Got it. Thank you. And if I can squeeze in one more, I just wanted to ask, how long do you anticipate it will take to kind of achieve that peak penetration prediction? first in launch up and after achieving Convendia listing or even a potential approval in the second and third line setting. I know like whenever it was first approved, it was pretty swift in getting market share. So just kind of curious if you expect the same type of ramp once it's added to listing.
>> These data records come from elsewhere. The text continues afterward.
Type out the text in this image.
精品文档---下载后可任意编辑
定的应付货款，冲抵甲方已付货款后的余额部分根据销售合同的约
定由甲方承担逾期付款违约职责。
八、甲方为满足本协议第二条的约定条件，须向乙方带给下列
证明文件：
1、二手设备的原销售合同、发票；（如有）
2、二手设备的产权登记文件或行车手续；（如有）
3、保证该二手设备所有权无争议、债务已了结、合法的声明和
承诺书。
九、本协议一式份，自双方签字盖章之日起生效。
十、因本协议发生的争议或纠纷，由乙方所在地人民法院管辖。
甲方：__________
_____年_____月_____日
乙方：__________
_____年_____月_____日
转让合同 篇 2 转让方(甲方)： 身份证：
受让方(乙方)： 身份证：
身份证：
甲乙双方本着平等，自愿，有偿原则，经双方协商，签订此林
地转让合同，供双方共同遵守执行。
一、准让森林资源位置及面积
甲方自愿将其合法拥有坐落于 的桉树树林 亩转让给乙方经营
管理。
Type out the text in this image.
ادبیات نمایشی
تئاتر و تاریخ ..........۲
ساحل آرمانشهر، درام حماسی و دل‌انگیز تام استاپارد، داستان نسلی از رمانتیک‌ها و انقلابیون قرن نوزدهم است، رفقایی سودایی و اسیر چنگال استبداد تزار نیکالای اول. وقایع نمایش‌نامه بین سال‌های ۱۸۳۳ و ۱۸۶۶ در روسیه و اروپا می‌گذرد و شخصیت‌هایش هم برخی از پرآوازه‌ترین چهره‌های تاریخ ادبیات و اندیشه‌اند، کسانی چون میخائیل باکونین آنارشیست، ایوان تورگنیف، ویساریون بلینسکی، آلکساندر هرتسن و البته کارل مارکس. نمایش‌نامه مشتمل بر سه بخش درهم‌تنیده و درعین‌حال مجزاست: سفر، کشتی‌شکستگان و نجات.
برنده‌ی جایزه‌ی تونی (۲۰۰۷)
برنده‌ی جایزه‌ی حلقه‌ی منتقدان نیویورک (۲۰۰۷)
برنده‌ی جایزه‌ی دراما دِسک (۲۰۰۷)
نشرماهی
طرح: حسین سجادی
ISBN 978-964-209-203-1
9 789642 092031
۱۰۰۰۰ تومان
Yeah, we haven't gotten into what the peak penetration would be, the timeframe. But what I can tell you is if you look at the other analogs that have been introduced up to this point, typically the peak penetration is achieved usually within the first two years. Oncologists and hematologists, I think, are always searching to use the best products for the patients, especially, unfortunately, in something that's life-threatening and where patients, especially when they're the last post to frontline, they tend to, you know, the prognosis is not great, unfortunately, for these patients. And so, Usually what you do see is adoption pretty quickly. For example, Polartuzumab in the front line, obviously we showed, you know, good in the front line setting, seems to have plateaued, and it's in about two years. We see bispecific growth going down a little bit in the third line setting. We're at that 18-month mark. So that's typically what we've seen. I don't want to, again, predict what's going to happen for our products, but I just say that's typically what's happened up to this point in the DLBCL setting.
Thanks. I appreciate it.
There are no further questions at this time. That concludes our question and answer session. I'd like to turn the conference back to our CEO, Amit Malik, for closing remarks. Amit?
I want to thank you all for joining our call today and for your continued support. We look forward to keeping you updated on our progress. Operator, please end the call.
Ladies and gentlemen, this concludes today's conference call. Thank you for your participation. You may now disconnect.